MALNUTRITION: EASTERN AFRICA: Too soon to blame climate change for drought

ADDIS ABABA, 12 July 2011 (IRIN)

 Photo: Jaspreet Kindra/IRIN
Ali Abdi, 60, a pastoralist in Bisle, Shinile zone of Ethiopia's Somali region, says it is the worst drought he has seen in his lifetime

As parts of the Horn of Africa experience their driest periods in 60 years, pushing the numbers needing aid to beyond 10 million, some have been quick to blame climate change.
But no single event can be attributed to climate change, which involves long-term (decades or longer) trends in climate variability. There is, however, consensus in attributing the drought to the particularly strong La Niña event. The impact of climate change on the intensity and frequency of La Niña and El Niño in future is a big unknown.

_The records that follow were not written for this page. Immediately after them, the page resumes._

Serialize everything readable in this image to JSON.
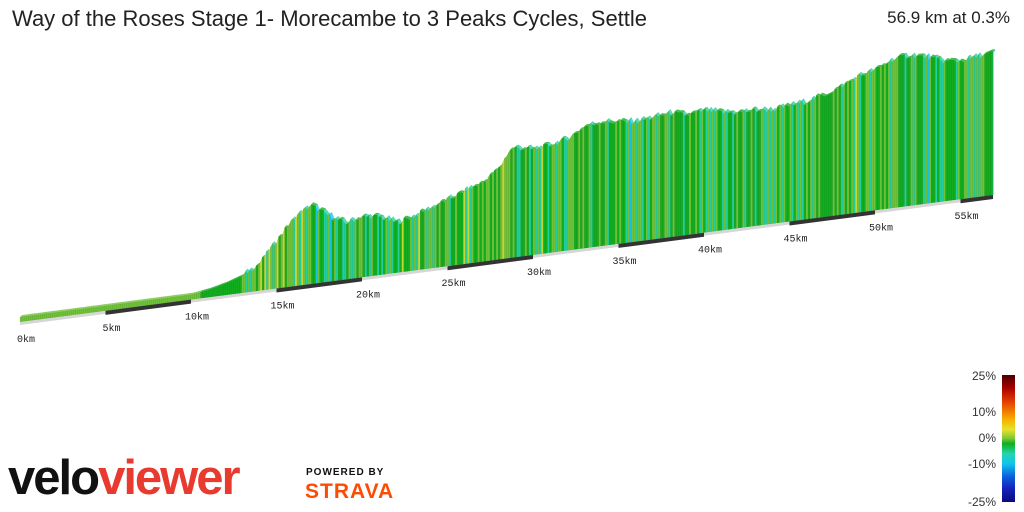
{
  "header": {
    "title": "Way of the Roses Stage 1- Morecambe to 3 Peaks Cycles, Settle",
    "summary": "56.9 km at 0.3%"
  },
  "chart_data": {
    "type": "area",
    "title": "Way of the Roses Stage 1- Morecambe to 3 Peaks Cycles, Settle",
    "subtitle": "56.9 km at 0.3%",
    "xlabel": "",
    "ylabel": "",
    "x_unit": "km",
    "x_ticks": [
      "0km",
      "5km",
      "10km",
      "15km",
      "20km",
      "25km",
      "30km",
      "35km",
      "40km",
      "45km",
      "50km",
      "55km"
    ],
    "xlim": [
      0,
      56.9
    ],
    "total_distance_km": 56.9,
    "average_gradient_percent": 0.3,
    "relative_elevation": [
      [
        0,
        0.0
      ],
      [
        2,
        0.0
      ],
      [
        4,
        0.0
      ],
      [
        6,
        0.0
      ],
      [
        8,
        0.0
      ],
      [
        10,
        0.0
      ],
      [
        11,
        0.6
      ],
      [
        12,
        1.6
      ],
      [
        13,
        3.0
      ],
      [
        14,
        5.5
      ],
      [
        14.8,
        9.5
      ],
      [
        15.6,
        13.5
      ],
      [
        16.2,
        16.0
      ],
      [
        17,
        18.0
      ],
      [
        18,
        15.0
      ],
      [
        19,
        12.5
      ],
      [
        20,
        13.5
      ],
      [
        21,
        13.0
      ],
      [
        22,
        11.0
      ],
      [
        23,
        12.0
      ],
      [
        24,
        13.5
      ],
      [
        25,
        15.0
      ],
      [
        26,
        16.5
      ],
      [
        27,
        18.0
      ],
      [
        28,
        21.0
      ],
      [
        28.6,
        25.0
      ],
      [
        29,
        25.5
      ],
      [
        30,
        24.5
      ],
      [
        31,
        25.0
      ],
      [
        32,
        26.0
      ],
      [
        33,
        28.5
      ],
      [
        34,
        29.0
      ],
      [
        35,
        28.5
      ],
      [
        36,
        28.0
      ],
      [
        37,
        28.5
      ],
      [
        38,
        29.0
      ],
      [
        39,
        28.0
      ],
      [
        40,
        28.5
      ],
      [
        41,
        27.5
      ],
      [
        42,
        27.0
      ],
      [
        43,
        27.0
      ],
      [
        44,
        26.5
      ],
      [
        45,
        27.0
      ],
      [
        46,
        27.5
      ],
      [
        47,
        28.5
      ],
      [
        48,
        30.0
      ],
      [
        49,
        32.0
      ],
      [
        50,
        33.0
      ],
      [
        51,
        35.0
      ],
      [
        52,
        35.5
      ],
      [
        53,
        34.5
      ],
      [
        54,
        33.0
      ],
      [
        55,
        32.5
      ],
      [
        56,
        33.0
      ],
      [
        56.9,
        33.5
      ]
    ],
    "gradient_scale": {
      "ticks": [
        "25%",
        "10%",
        "0%",
        "-10%",
        "-25%"
      ],
      "colors": [
        "#5a0000",
        "#b20000",
        "#e53b00",
        "#f7a400",
        "#f3e024",
        "#b6d534",
        "#12b11e",
        "#1fd0a8",
        "#14c5e8",
        "#0a6fe0",
        "#1a24c0",
        "#0a0a8a"
      ]
    },
    "grid": false,
    "legend": "bottom-right"
  },
  "branding": {
    "logo_part1": "velo",
    "logo_part2": "viewer",
    "powered_by": "POWERED BY",
    "strava": "STRAVA"
  }
}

IRIN spoke to two experts, an environmentalist and a scientist, who have worked extensively in the region:
Philip Thornton, a senior scientist who works part-time with the Nairobi-based International Livestock Research Institute (ILRI) and the University of Edinburgh-based Institute of Atmospheric and Environmental Sciences, has done some pioneering work on projections of climate-change impact in eastern and southern Africa.

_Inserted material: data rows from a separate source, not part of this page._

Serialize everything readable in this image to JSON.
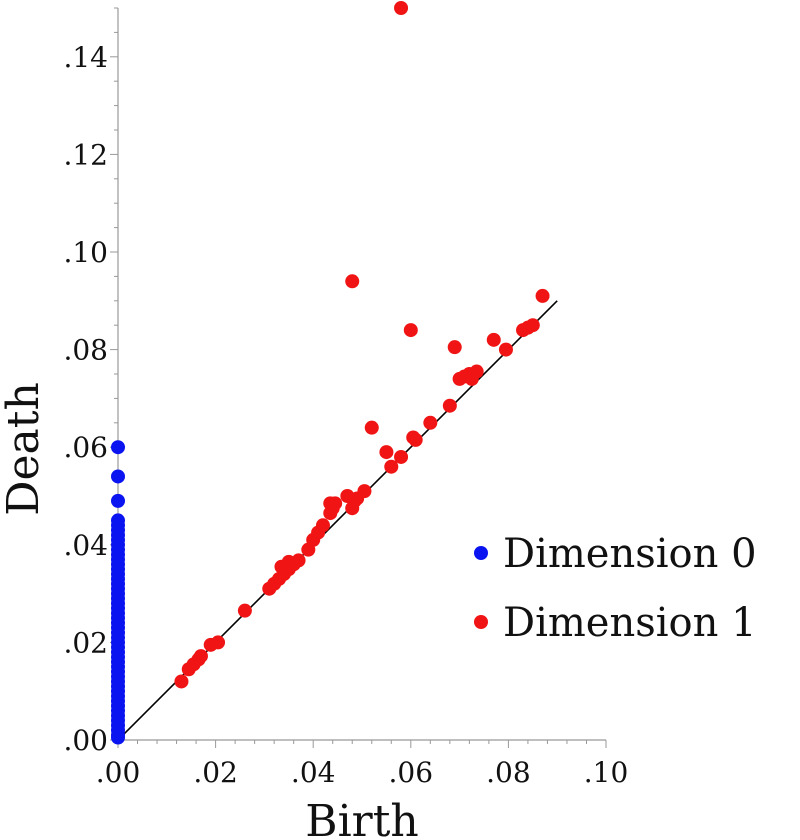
{
  "chart_data": {
    "type": "scatter",
    "title": "",
    "xlabel": "Birth",
    "ylabel": "Death",
    "xlim": [
      0,
      0.1
    ],
    "ylim": [
      0,
      0.15
    ],
    "x_ticks": [
      ".00",
      ".02",
      ".04",
      ".06",
      ".08",
      ".10"
    ],
    "y_ticks": [
      ".00",
      ".02",
      ".04",
      ".06",
      ".08",
      ".10",
      ".12",
      ".14"
    ],
    "diagonal": {
      "from": [
        0,
        0
      ],
      "to": [
        0.09,
        0.09
      ],
      "color": "#000000"
    },
    "legend_position": "right",
    "series": [
      {
        "name": "Dimension 0",
        "color": "#0a14f0",
        "points": [
          [
            0,
            0.06
          ],
          [
            0,
            0.054
          ],
          [
            0,
            0.049
          ],
          [
            0,
            0.045
          ],
          [
            0,
            0.044
          ],
          [
            0,
            0.043
          ],
          [
            0,
            0.042
          ],
          [
            0,
            0.041
          ],
          [
            0,
            0.04
          ],
          [
            0,
            0.039
          ],
          [
            0,
            0.038
          ],
          [
            0,
            0.037
          ],
          [
            0,
            0.036
          ],
          [
            0,
            0.035
          ],
          [
            0,
            0.034
          ],
          [
            0,
            0.033
          ],
          [
            0,
            0.032
          ],
          [
            0,
            0.031
          ],
          [
            0,
            0.03
          ],
          [
            0,
            0.029
          ],
          [
            0,
            0.028
          ],
          [
            0,
            0.027
          ],
          [
            0,
            0.026
          ],
          [
            0,
            0.025
          ],
          [
            0,
            0.024
          ],
          [
            0,
            0.023
          ],
          [
            0,
            0.022
          ],
          [
            0,
            0.021
          ],
          [
            0,
            0.02
          ],
          [
            0,
            0.019
          ],
          [
            0,
            0.018
          ],
          [
            0,
            0.017
          ],
          [
            0,
            0.016
          ],
          [
            0,
            0.015
          ],
          [
            0,
            0.014
          ],
          [
            0,
            0.013
          ],
          [
            0,
            0.012
          ],
          [
            0,
            0.011
          ],
          [
            0,
            0.01
          ],
          [
            0,
            0.009
          ],
          [
            0,
            0.008
          ],
          [
            0,
            0.007
          ],
          [
            0,
            0.006
          ],
          [
            0,
            0.005
          ],
          [
            0,
            0.004
          ],
          [
            0,
            0.003
          ],
          [
            0,
            0.002
          ],
          [
            0,
            0.001
          ],
          [
            0,
            0.0005
          ]
        ]
      },
      {
        "name": "Dimension 1",
        "color": "#f01414",
        "points": [
          [
            0.013,
            0.012
          ],
          [
            0.0145,
            0.0145
          ],
          [
            0.0155,
            0.0155
          ],
          [
            0.0165,
            0.0165
          ],
          [
            0.017,
            0.0172
          ],
          [
            0.019,
            0.0195
          ],
          [
            0.0205,
            0.02
          ],
          [
            0.026,
            0.0265
          ],
          [
            0.031,
            0.031
          ],
          [
            0.032,
            0.032
          ],
          [
            0.033,
            0.033
          ],
          [
            0.034,
            0.034
          ],
          [
            0.0335,
            0.0355
          ],
          [
            0.035,
            0.035
          ],
          [
            0.036,
            0.036
          ],
          [
            0.035,
            0.0365
          ],
          [
            0.037,
            0.0368
          ],
          [
            0.039,
            0.039
          ],
          [
            0.04,
            0.041
          ],
          [
            0.041,
            0.0425
          ],
          [
            0.042,
            0.044
          ],
          [
            0.0435,
            0.0465
          ],
          [
            0.044,
            0.0475
          ],
          [
            0.0435,
            0.0485
          ],
          [
            0.0445,
            0.0485
          ],
          [
            0.047,
            0.05
          ],
          [
            0.048,
            0.0475
          ],
          [
            0.0485,
            0.049
          ],
          [
            0.049,
            0.0495
          ],
          [
            0.0505,
            0.051
          ],
          [
            0.048,
            0.094
          ],
          [
            0.052,
            0.064
          ],
          [
            0.055,
            0.059
          ],
          [
            0.056,
            0.056
          ],
          [
            0.058,
            0.058
          ],
          [
            0.058,
            0.15
          ],
          [
            0.0605,
            0.062
          ],
          [
            0.061,
            0.0615
          ],
          [
            0.06,
            0.084
          ],
          [
            0.064,
            0.065
          ],
          [
            0.068,
            0.0685
          ],
          [
            0.069,
            0.0805
          ],
          [
            0.07,
            0.074
          ],
          [
            0.071,
            0.0745
          ],
          [
            0.072,
            0.075
          ],
          [
            0.0735,
            0.0755
          ],
          [
            0.0725,
            0.074
          ],
          [
            0.077,
            0.082
          ],
          [
            0.0795,
            0.08
          ],
          [
            0.083,
            0.084
          ],
          [
            0.084,
            0.0845
          ],
          [
            0.085,
            0.085
          ],
          [
            0.087,
            0.091
          ]
        ]
      }
    ]
  }
}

He told IRIN via email that projections of the climate-change impact in East Africa were “a problem” as the authoritative Inter-governmental Panel on Climate Change’s Fourth Assessment Report “indicated that there was good consensus among the climate models that rainfall was likely to increase during the current century.
"But work by other climate scientists since then suggests that ... certain Indian Ocean effects in East Africa may not actually occur.

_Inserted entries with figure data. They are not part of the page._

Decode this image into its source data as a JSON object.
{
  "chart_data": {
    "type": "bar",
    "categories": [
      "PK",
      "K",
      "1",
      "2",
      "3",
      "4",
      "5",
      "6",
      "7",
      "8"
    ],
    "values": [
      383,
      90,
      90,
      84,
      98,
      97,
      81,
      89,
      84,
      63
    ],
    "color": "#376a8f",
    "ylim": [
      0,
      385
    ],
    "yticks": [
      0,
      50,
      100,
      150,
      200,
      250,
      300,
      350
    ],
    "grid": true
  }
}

"Some people think that East Africa is drying, and has dried over recent years; currently there is no hard, general evidence of this, and it is very difficult as yet to see where the statistical trends of rainfall in the region are heading, but these will of course become apparent in time.” [see Unpacking La Niña]
The IPCC's Fifth Assessment Report will be released in 2014.
 Photo: ILRI
Rainfall in East Africa related to El Niño Southern Oscillation points to severe La Niña phase

Jan de Leeuw is the operating project leader in the vulnerability and sustainability in pastoral and agro-pastoral systems within ILRI’s People, Livestock and Environment theme. He points out that this La Niña event is one of the strongest since the 1970s. But he says La Niña, along with El Niño, appear in cycles that “we don’t understand”.
What we do know is that La Niña started to develop in August 2010. It cools surface waters in the central and eastern Pacific Ocean, while allowing warmer water to build in the eastern Pacific. “The pool of warm water in the east intensifies rains in Australia, the Philippines, and Indonesia. Domino-style, this pattern also increases the intensity of westerly winds over the Indian Ocean, pulling moisture away from East Africa toward Indonesia and Australia. The result? Drought over most of East Africa and floods and lush vegetation in Australia and other parts of Southeast Asia,” according to the US government’s National Aeronautics and Space Administration.
De Leeuw writes: “La Niña events were common from 1950 till 1976. Since then we had two decades [until about 1996] with fewer events of lesser depth. This has changed since then and over the last 15 years or so we have had more frequent La Niña events.”
Events as deep as the current La Niña occur once in 20 or 30 years, writes De Leeuw. “We are in a period now of more frequent La Niña events, but such a situation was there from 1950 till 1976 also.”
Thornton has the last word when he says research attention must focus on developing effective early warning systems and ways to help people affected by these events, who have no use for “academic” consideration of the linkages with climate change to cope better with the current levels of weather variability, “whatever happens in the future”.